Temperature measurement by a temperature measuring resistor element is performed using a property whereby an electric resistance of a temperature measuring resistor wire housed in an interior of the temperature measuring resistor element varies according to a temperature such that the temperature of the temperature measuring resistor wire serves as a temperature output of the temperature measuring resistor element. More specifically, a specified current is passed through lead wires connected to respective ends of the temperature measuring resistor wire, an electric resistance value is obtained from a voltage drop, and the electric resistance value is converted into a temperature. As is well known, a voltage drop measurement method includes a two-wire system, a three-wire system, and a four-wire system, depending on the number of bifurcations of the lead wire.
In a usually employed configuration of a temperature measuring resistor element, a coil-shaped temperature measuring resistor wire is disposed in inorganic electric insulating powder accommodated in a housing.

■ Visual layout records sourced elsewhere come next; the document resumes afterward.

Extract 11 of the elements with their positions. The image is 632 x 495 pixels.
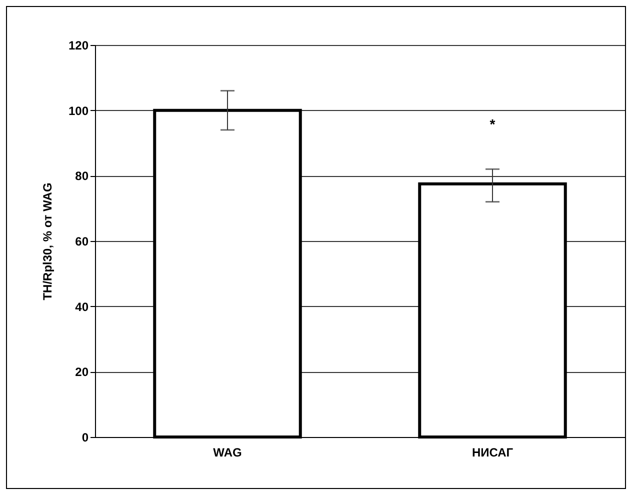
y-tick-label: 60 bbox=[75, 234, 89, 248]
y-tick-label: 120 bbox=[68, 38, 89, 52]
y-tick-label: 100 bbox=[68, 104, 89, 118]
y-tick-label: 80 bbox=[75, 169, 89, 184]
y-axis-title: TH/Rpl30, % от WAG bbox=[40, 182, 54, 300]
y-tick-label: 40 bbox=[75, 300, 89, 314]
x-tick-label: НИСАГ bbox=[472, 446, 514, 460]
x-tick-label: WAG bbox=[213, 446, 242, 460]
y-tick-label: 0 bbox=[82, 430, 89, 444]
annotation: * bbox=[490, 116, 496, 132]
y-tick-label: 20 bbox=[75, 365, 89, 380]
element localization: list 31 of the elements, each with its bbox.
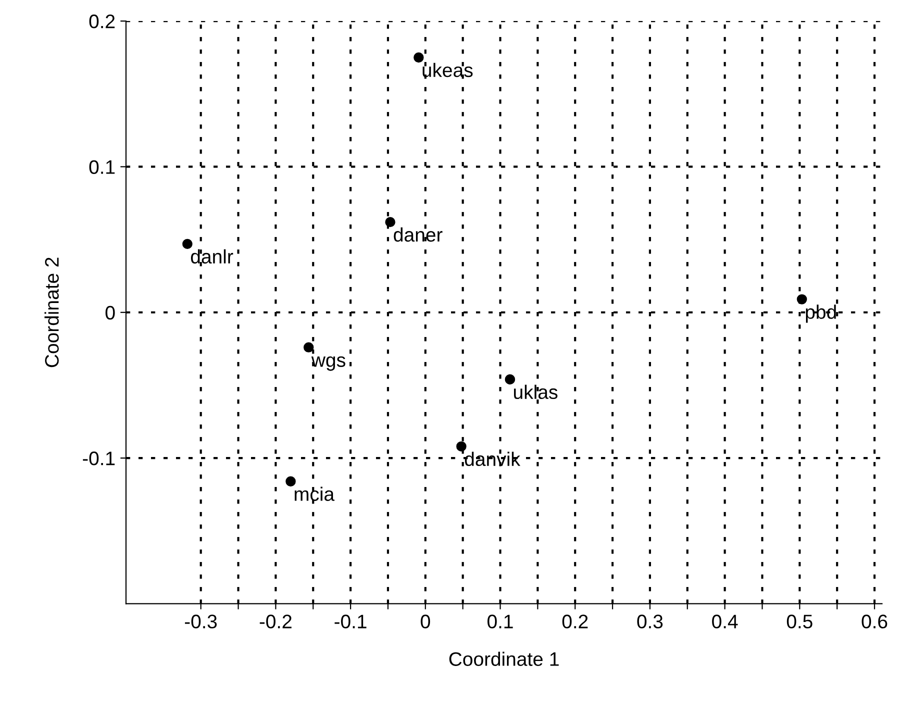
annotation: wgs bbox=[311, 356, 346, 371]
annotation: mcia bbox=[294, 486, 335, 501]
x-tick-label: -0.2 bbox=[260, 614, 292, 628]
point bbox=[456, 441, 466, 452]
point bbox=[504, 374, 516, 384]
point bbox=[286, 476, 296, 486]
x-tick-label: 0.5 bbox=[786, 614, 812, 628]
x-tick-label: 0.3 bbox=[637, 614, 663, 628]
x-tick-label: -0.3 bbox=[184, 614, 217, 628]
y-tick-label: -0.1 bbox=[82, 452, 115, 466]
x-tick-label: 0 bbox=[420, 614, 430, 628]
x-tick-label: -0.1 bbox=[334, 614, 366, 628]
x-axis-title: Coordinate 1 bbox=[449, 652, 559, 666]
annotation: uklas bbox=[514, 384, 558, 400]
annotation: danlr bbox=[190, 249, 234, 264]
annotation: ukeas bbox=[422, 62, 473, 78]
annotation: pbd bbox=[806, 304, 836, 323]
point bbox=[414, 52, 424, 63]
point bbox=[304, 342, 314, 352]
x-tick-label: 0.6 bbox=[862, 614, 888, 628]
x-tick-label: 0.1 bbox=[488, 614, 513, 628]
x-tick-label: 0.2 bbox=[562, 614, 588, 628]
point bbox=[796, 294, 807, 304]
y-tick-label: 0 bbox=[106, 306, 115, 320]
y-axis-title: Coordinate 2 bbox=[44, 258, 59, 368]
annotation: daner bbox=[394, 227, 442, 242]
point bbox=[385, 216, 396, 228]
x-tick-label: 0.4 bbox=[712, 614, 738, 628]
point bbox=[182, 238, 192, 250]
y-tick-label: 0.2 bbox=[89, 14, 115, 28]
y-tick-label: 0.1 bbox=[89, 160, 115, 174]
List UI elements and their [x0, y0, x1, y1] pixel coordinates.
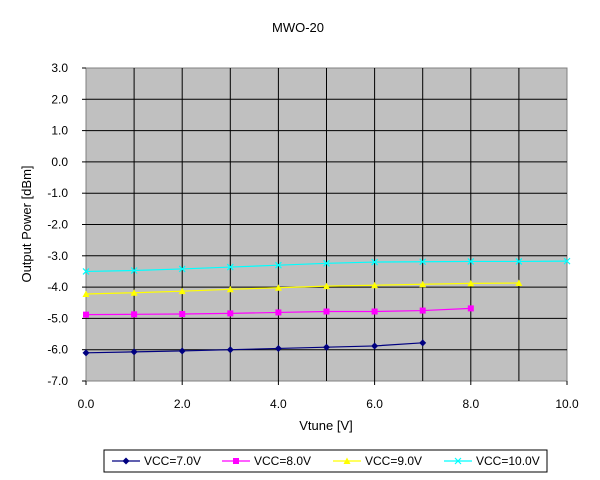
data-point [226, 285, 234, 293]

This configuration is usually employed in a temperature measuring resistor element because of the easy manufacture and the low cost. Another reason why this configuration is typically employed is that when an external force is exerted on the temperature measuring resistor wire due to a difference in the thermal expansion coefficient between the temperature measuring resistor wire and a supporting structure thereof, the length and the sectional area of the temperature measuring resistor wire vary, leading to a variation in the electric resistance and then a temperature measurement error, but in the configuration where the coil-shaped temperature measuring resistor wire is disposed in the inorganic electric insulating powder, little force is exerted on the temperature measuring resistor wire, and therefore a temperature measurement error is unlikely to occur.
In a temperature measuring resistor element, a coil-shaped temperature measuring resistor wire, to the opposite ends of which lead wires are connected, is passed through two longitudinal through holes formed in a cylindrical electric insulator having a substantially circular cross-section, and serving as an housing. The two lead wires connected to the opposite ends of the resistor wire are exposed from end portions of the two through holes, the end portion being on the same side. The temperature measuring resistor wire is disposed in filler in the through holes, the filler made of an inorganic electric insulating powder being filled into gaps in the through holes, and the opposite end portions of the through holes are sealed by sealers to prevent the internally placed filler from falling out.
Polycrystalline powder made of such material as alumina, magnesia, silica, or a mixture of these materials is used as the inorganic electric insulating powder serving as the filler. A ceramic formed by molding a polycrystal made of such material as alumina, magnesia, silica, a mixture of these materials is used as the electric insulator.
A polycrystalline adhesive having alumina, magnesia, silica, zircon, or a mixture of these materials as a main component is usually used as the sealer, and an enamel such as epoxy resin may also be used. Further, as shown in FIG. 1A of Patent Document 2, the sealer is not provided in a temperature measuring resistor element used in a condition where there is no possibility that inorganic electric insulating powder falls out.
As described in JISC1604 “Temperature Measuring Resistors”, platinum is usually used as a material for the temperature measuring resistor wire. However, when a measured temperature falls to or below 73 K (−200° C.), a variation rate in the electric resistance of the platinum relative to a temperature variation decreases, leading to a lowering of the measurement sensitivity, and therefore an increase in the temperature measurement error, making measurement impossible. Hence, when temperatures of 73 K or less are also subject to measurement, a platinum-cobalt alloy, as described in Patent Document 1 and Non-Patent Document 1, is usually used as the material for the temperature measuring resistor wire. With a platinum-cobalt alloy, the measurement sensitivity lowers small even in a low temperature region, and therefore temperature measurement can be performed with a high degree of precision in a temperature range of 4 K to at least 325 K, as illustrated in Non-Patent Document 1. The reason why 4 K is a lower limit is that 4 K is the boiling point of helium, and at temperatures no higher than 4 K, temperature calibration is difficult.